Here in the Philippines, the sacrament is seen as “something everyone was expected to do,” as relationship expert and psychologist Mezhal Ulao tells PhilSTAR L!fe. “It was almost automatic—finish school, get a job, get married.” This tried-and-tested path to lifelong stability was traditionally seen as a familial duty: Marriage was seen as an alliance between clans, with parents “exercising a large degree of control over their children’s relationship decisions.” Unsurprisingly, women were sent off early, with 22 being the average age of brides in the 60s.

Could you imagine that degree of meddling in today’s dating scene? Ulao finds that “exposure to global ideas, more open talks regarding boundaries, and less pressure to follow traditional timelines” pushed Gen Z to prioritize intention and true love. Instead of rushing into relationships, today’s young adults view it as a “long-term, emotionally driven commitment”: one that cannot be achieved without personal growth, career stability, and financial independence.

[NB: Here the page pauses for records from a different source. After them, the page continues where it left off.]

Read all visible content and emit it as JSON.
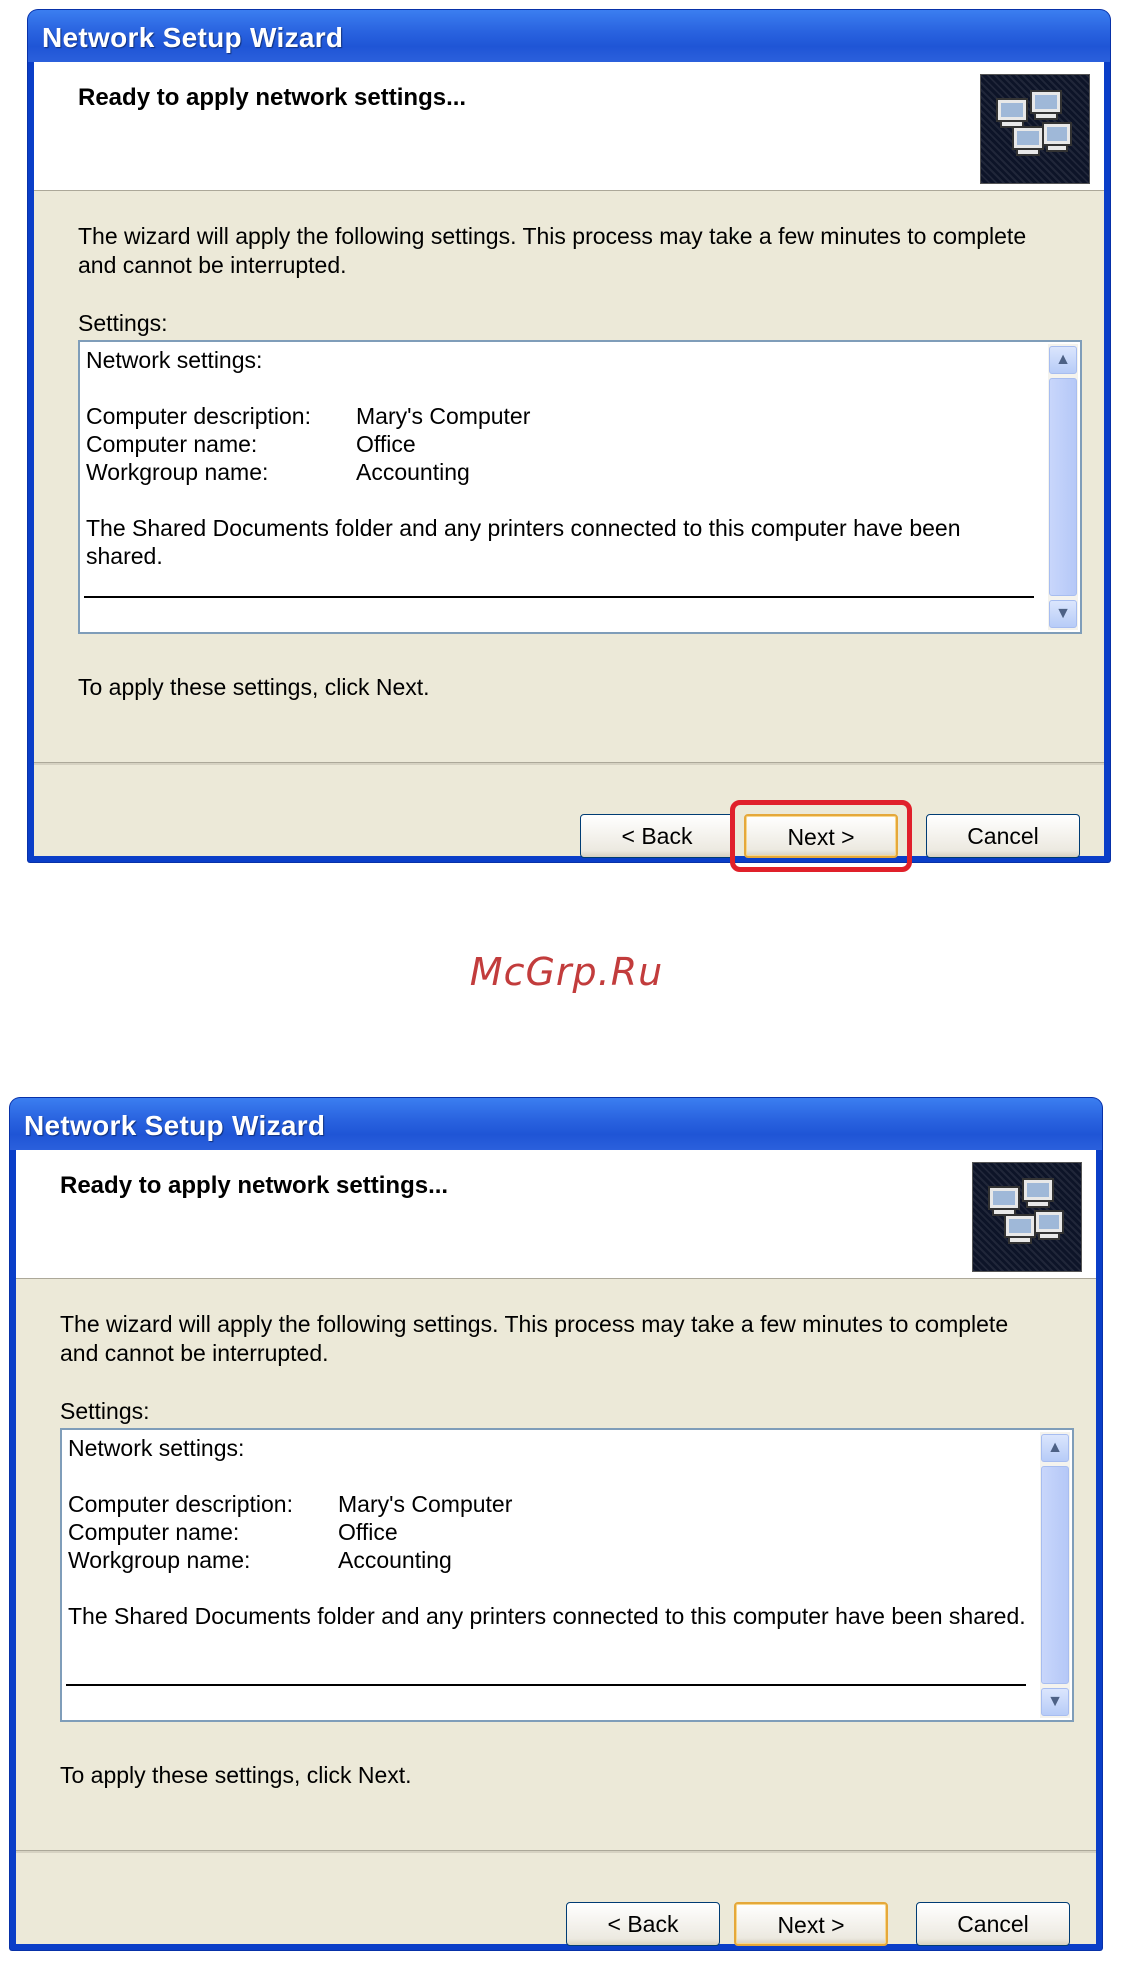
{
  "dialogs": [
    {
      "title": "Network Setup Wizard",
      "heading": "Ready to apply network settings...",
      "intro": "The wizard will apply the following settings. This process may take a few minutes to complete and cannot be interrupted.",
      "settings_label": "Settings:",
      "list": {
        "section": "Network settings:",
        "rows": [
          {
            "key": "Computer description:",
            "value": "Mary's Computer"
          },
          {
            "key": "Computer name:",
            "value": "Office"
          },
          {
            "key": "Workgroup name:",
            "value": "Accounting"
          }
        ],
        "note": "The Shared Documents folder and any printers connected to this computer have been shared."
      },
      "apply_note": "To apply these settings, click Next.",
      "buttons": {
        "back": "< Back",
        "next": "Next >",
        "cancel": "Cancel"
      },
      "next_highlighted": true
    },
    {
      "title": "Network Setup Wizard",
      "heading": "Ready to apply network settings...",
      "intro": "The wizard will apply the following settings. This process may take a few minutes to complete and cannot be interrupted.",
      "settings_label": "Settings:",
      "list": {
        "section": "Network settings:",
        "rows": [
          {
            "key": "Computer description:",
            "value": "Mary's Computer"
          },
          {
            "key": "Computer name:",
            "value": "Office"
          },
          {
            "key": "Workgroup name:",
            "value": "Accounting"
          }
        ],
        "note": "The Shared Documents folder and any printers connected to this computer have been shared."
      },
      "apply_note": "To apply these settings, click Next.",
      "buttons": {
        "back": "< Back",
        "next": "Next >",
        "cancel": "Cancel"
      },
      "next_highlighted": false
    }
  ],
  "watermark": "McGrp.Ru",
  "colors": {
    "titlebar": "#2a64e0",
    "client": "#ece9d8",
    "highlight": "#e0202a",
    "watermark": "#c23c3c"
  }
}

Jenna’s (not her real name) greatest childhood dream was to get married, a desire that further solidified when she met her current partner. “I never realized how expensive it is to make this dream come true, because it doesn’t just stop at the wedding. Building a life with someone in this economy is impossible to achieve,” she tells L!fe. Consequently, cohabitations are on the rise, with more economically insecure couples opting to skip the expensive ceremony and customs altogether.

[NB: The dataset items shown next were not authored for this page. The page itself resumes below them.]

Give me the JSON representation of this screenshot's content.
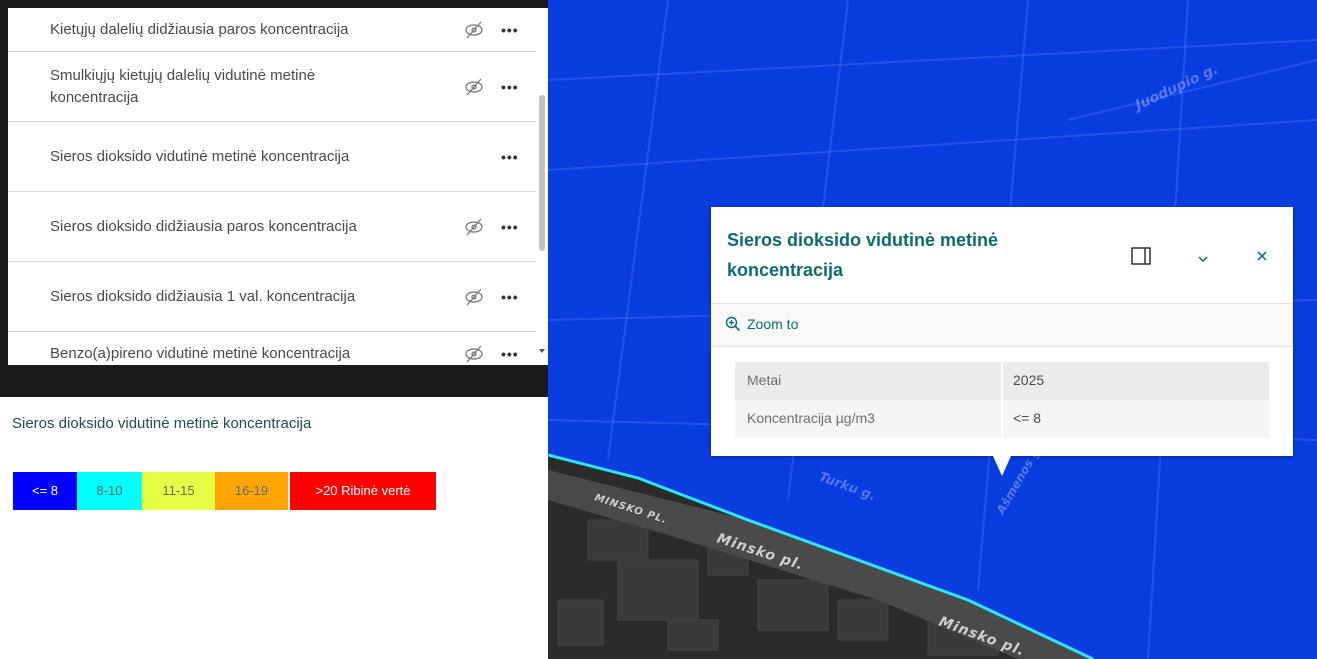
{
  "layer_list": {
    "items": [
      {
        "title": "Kietųjų dalelių didžiausia paros koncentracija",
        "visibility": "hidden"
      },
      {
        "title": "Smulkiųjų kietųjų dalelių vidutinė metinė koncentracija",
        "visibility": "hidden"
      },
      {
        "title": "Sieros dioksido vidutinė metinė koncentracija",
        "visibility": "visible"
      },
      {
        "title": "Sieros dioksido didžiausia paros koncentracija",
        "visibility": "hidden"
      },
      {
        "title": "Sieros dioksido didžiausia 1 val. koncentracija",
        "visibility": "hidden"
      },
      {
        "title": "Benzo(a)pireno vidutinė metinė koncentracija",
        "visibility": "hidden"
      }
    ],
    "more_label": "•••"
  },
  "legend": {
    "title": "Sieros dioksido vidutinė metinė koncentracija",
    "classes": [
      {
        "label": "<= 8",
        "color": "#0000ff",
        "text_color": "#ffffff"
      },
      {
        "label": "8-10",
        "color": "#00ffff",
        "text_color": "#6a6a6a"
      },
      {
        "label": "11-15",
        "color": "#e6ff45",
        "text_color": "#6a6a6a"
      },
      {
        "label": "16-19",
        "color": "#ffa500",
        "text_color": "#6a6a6a"
      },
      {
        "label": ">20 Ribinė vertė",
        "color": "#ff0000",
        "text_color": "#ffffff"
      }
    ]
  },
  "popup": {
    "title": "Sieros dioksido vidutinė metinė koncentracija",
    "zoom_label": "Zoom to",
    "attributes": [
      {
        "key": "Metai",
        "value": "2025"
      },
      {
        "key": "Koncentracija µg/m3",
        "value": "<= 8"
      }
    ]
  },
  "map": {
    "street_labels": [
      "Juodupio g.",
      "Turku g.",
      "Ašmenos g.",
      "MINSKO PL.",
      "Minsko pl.",
      "Minsko pl."
    ],
    "area_color": "#0a3de0",
    "boundary_color": "#2ee6ff"
  },
  "colors": {
    "accent": "#0b6b71"
  }
}
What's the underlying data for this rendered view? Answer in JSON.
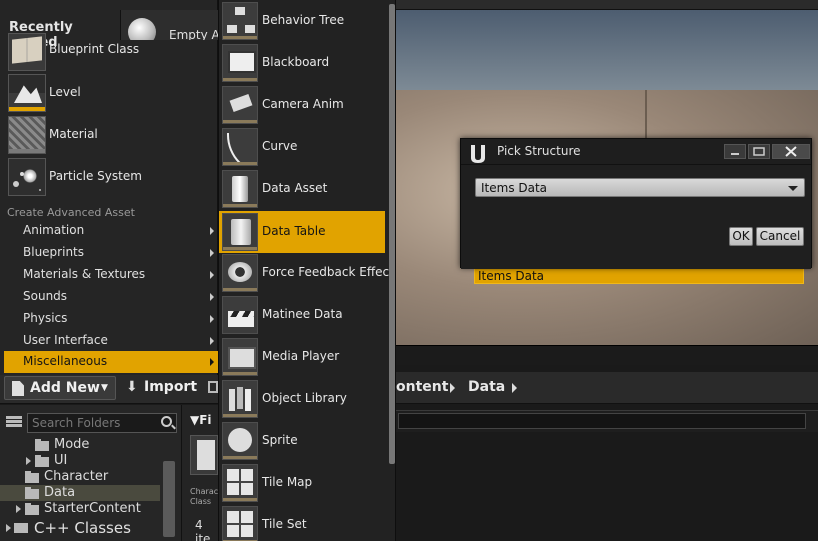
{
  "menu": {
    "recently_placed": "Recently Placed",
    "empty_actor": "Empty A",
    "basic_assets": [
      "Blueprint Class",
      "Level",
      "Material",
      "Particle System"
    ],
    "advanced_section": "Create Advanced Asset",
    "categories": [
      "Animation",
      "Blueprints",
      "Materials & Textures",
      "Sounds",
      "Physics",
      "User Interface",
      "Miscellaneous"
    ],
    "selected_category": "Miscellaneous"
  },
  "submenu": {
    "items": [
      "Behavior Tree",
      "Blackboard",
      "Camera Anim",
      "Curve",
      "Data Asset",
      "Data Table",
      "Force Feedback Effect",
      "Matinee Data",
      "Media Player",
      "Object Library",
      "Sprite",
      "Tile Map",
      "Tile Set"
    ],
    "selected": "Data Table"
  },
  "dialog": {
    "title": "Pick Structure",
    "selected_structure": "Items Data",
    "ok_label": "OK",
    "cancel_label": "Cancel"
  },
  "background": {
    "highlighted_row": "Items Data"
  },
  "content_browser": {
    "add_new_label": "Add New",
    "import_label": "Import",
    "breadcrumb": [
      "ontent",
      "Data"
    ],
    "folder_search_placeholder": "Search Folders",
    "folders": [
      "Mode",
      "UI",
      "Character",
      "Data",
      "StarterContent"
    ],
    "selected_folder": "Data",
    "cpp_classes": "C++ Classes",
    "filter_label": "Fi",
    "asset_tile_label": "Characte Class",
    "item_count": "4 ite"
  },
  "colors": {
    "accent": "#e1a300",
    "panel_bg": "#252525"
  }
}
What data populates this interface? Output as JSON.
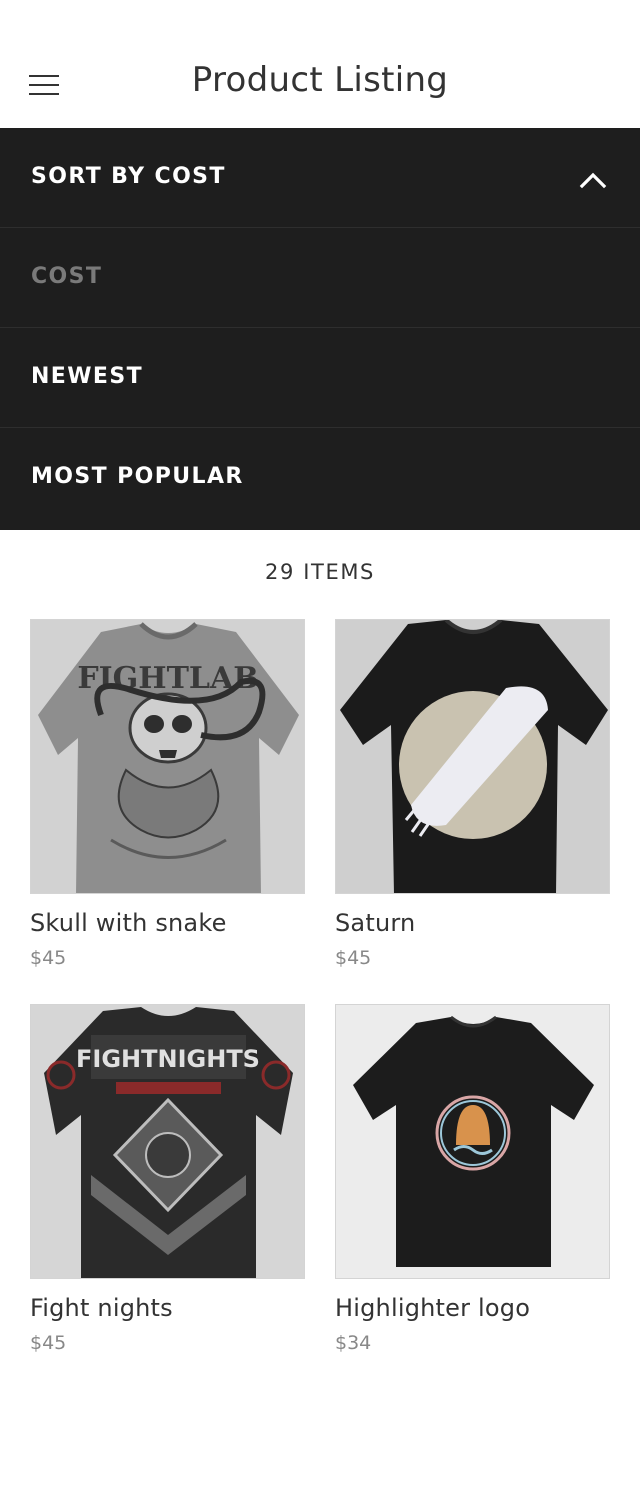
{
  "header": {
    "title": "Product Listing",
    "menu_icon": "hamburger-menu-icon"
  },
  "sort": {
    "heading": "SORT BY COST",
    "toggle_icon": "chevron-up-icon",
    "options": [
      {
        "label": "COST",
        "state": "selected-disabled"
      },
      {
        "label": "NEWEST"
      },
      {
        "label": "MOST POPULAR"
      }
    ]
  },
  "listing": {
    "count_label": "29 ITEMS"
  },
  "products": [
    {
      "name": "Skull with snake",
      "price": "$45",
      "image": "grey t-shirt with skull and snake graphic"
    },
    {
      "name": "Saturn",
      "price": "$45",
      "image": "black t-shirt with beige circle and white brush stroke"
    },
    {
      "name": "Fight nights",
      "price": "$45",
      "image": "black t-shirt with FIGHT NIGHTS print"
    },
    {
      "name": "Highlighter logo",
      "price": "$34",
      "image": "black t-shirt with circular logo"
    }
  ],
  "colors": {
    "panel_bg": "#1e1e1e",
    "panel_text": "#ffffff",
    "disabled_text": "#7a7a7a",
    "price_text": "#888888"
  }
}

Others watched their own parents suffer the consequences of early commitment, like Vanessa. “[My parents] were two people who didn’t expect to have a family together. They weren’t supposed to end up [together]. It’s no wonder there was so much hurt and resentment [in their relationship],” she shares.
Despite being in a long-term relationship, she claims she’s in no hurry to tie the knot: “I don’t want to make the same mistakes they did. I want to be 110% sure. 150% nga, if kaya.”

As a result, it’s become common for Zers to become pickier than ever in pursuit of a potential partner. Liv, a med student, says that many people in her life “are aiming to only date for marriage or at least long-term commitment, given the demands of our career. There’s not really a lot of time to find a man, settle down, or even get married.”
Musician and artist Kiana (not her real name), on the other hand, tells L!fe that while she’s not against the concept of marriage at all, “what [she doesn’t] trust are the men of this generation. Even if you want to put your trust in someone else, sometimes you’re hit with the realization that at the end of the day, they’re still a man and they can let you down.”
Meanwhile, members of the LGBTQ+ community have no choice but to put off marriage, as mandated by the state. “For them, marriage isn’t just a matter of romance: it means being recognized and respected, ensuring legal protection for their partners, and hoping that society sees their love as valid,” Ulao explains.
While Raf, a gay man, is very enthusiastic about the prospect of marriage, it’s for comparatively sadder reasons. “This is a right my community is deprived of, something we feel we should experience alongside everyone else but find ourselves yearning for. Of course, I’m more excited than most for the day we finally have it,” he says.
So until these requirements are met, we’re willing to wait and wait and wait. Our elders may not be too happy to hear it, and will bombard us with intrusive questions during upcoming reunions for sure. But there’s no such thing as a finish line when what’s up ahead is the beginning of a new life. If what’s in store is a lifelong commitment rooted in mutual trust and readiness, then that doesn’t look like a curse at all.